When a team first starts developing in short iterations (which Scrum has you do), they will probably fall into a very common trap. They will finish writing the code during the first part of the sprint with the assumption that the latter half will be spent testing. Here's the thing, this could actually work if you didn't find any bugs in testing, but you will. So in reality, you'll have the latter half of the sprint to find bugs, fix them, retest them, and fix any new bugs that the fixes introduced. It's a confounding problem because individual bugs can't be anticipated and therefore make estimation a nightmare. What we need is some way to normalize the time we spend on quality in the software, so we spend less time chasing bugs.

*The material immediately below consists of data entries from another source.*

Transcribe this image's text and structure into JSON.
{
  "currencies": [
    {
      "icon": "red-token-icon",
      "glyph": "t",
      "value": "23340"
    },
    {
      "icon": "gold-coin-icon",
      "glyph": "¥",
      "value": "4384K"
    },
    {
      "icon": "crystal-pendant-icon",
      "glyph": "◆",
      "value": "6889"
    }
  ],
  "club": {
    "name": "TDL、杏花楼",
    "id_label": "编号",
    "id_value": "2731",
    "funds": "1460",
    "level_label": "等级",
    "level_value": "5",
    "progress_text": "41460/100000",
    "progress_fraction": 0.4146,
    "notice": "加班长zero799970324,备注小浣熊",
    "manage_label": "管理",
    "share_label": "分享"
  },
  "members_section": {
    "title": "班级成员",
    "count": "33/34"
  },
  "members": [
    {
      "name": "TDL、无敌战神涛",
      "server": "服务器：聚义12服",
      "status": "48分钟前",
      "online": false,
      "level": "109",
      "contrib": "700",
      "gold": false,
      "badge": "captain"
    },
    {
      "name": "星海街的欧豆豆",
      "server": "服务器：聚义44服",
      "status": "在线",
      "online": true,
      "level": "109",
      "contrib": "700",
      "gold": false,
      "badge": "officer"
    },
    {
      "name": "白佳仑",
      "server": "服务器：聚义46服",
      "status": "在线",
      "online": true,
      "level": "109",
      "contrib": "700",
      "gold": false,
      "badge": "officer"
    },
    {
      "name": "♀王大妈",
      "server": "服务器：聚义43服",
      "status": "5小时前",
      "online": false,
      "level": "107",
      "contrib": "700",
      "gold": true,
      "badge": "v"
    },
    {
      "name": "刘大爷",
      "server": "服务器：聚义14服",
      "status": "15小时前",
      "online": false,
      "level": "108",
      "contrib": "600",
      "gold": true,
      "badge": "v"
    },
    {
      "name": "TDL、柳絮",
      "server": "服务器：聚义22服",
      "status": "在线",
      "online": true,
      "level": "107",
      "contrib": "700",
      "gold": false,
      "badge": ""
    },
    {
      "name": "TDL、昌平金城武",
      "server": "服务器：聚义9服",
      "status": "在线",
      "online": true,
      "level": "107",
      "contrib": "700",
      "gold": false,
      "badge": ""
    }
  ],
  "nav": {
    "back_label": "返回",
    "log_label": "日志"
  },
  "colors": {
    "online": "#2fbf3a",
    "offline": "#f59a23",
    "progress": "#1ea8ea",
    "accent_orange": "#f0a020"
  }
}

Let's try this again; let's say I'm a developer in the middle of a sprint and I pull a backlog item from the sprint backlog, but instead of immediately writing code, I take a second to chat with a tester about how we'd like to test this when the item is done. While we don't know what the code will look like yet we do know what the finished code should do so we create a test case together and I go about writing code to make that test case pass. Once I'm done writing my code, I know that it'll pass the test we wrote but I pass it off to the tester just to get another set of eyes on. He confirms what I already know, which is that the backlog item is Done and we're that much closer to finishing up the sprint.
In both cases, we still tested, but by writing the test up front, we can gain some insight right away on how the code should be constructed.
Notice that I'm not telling you what tests to run, only that you should define the tests before development. The tests themselves may be anything from writing an actual unit test before writing the actual code or it may be as simple as a conversation of "I'm going to do X, Y and Z when I test it" before you sit down to make X, Y and Z possible in the product. The more detailed the test plan is up front, the less likely that you'll run into last minute surprises and that makes everyone's life easier.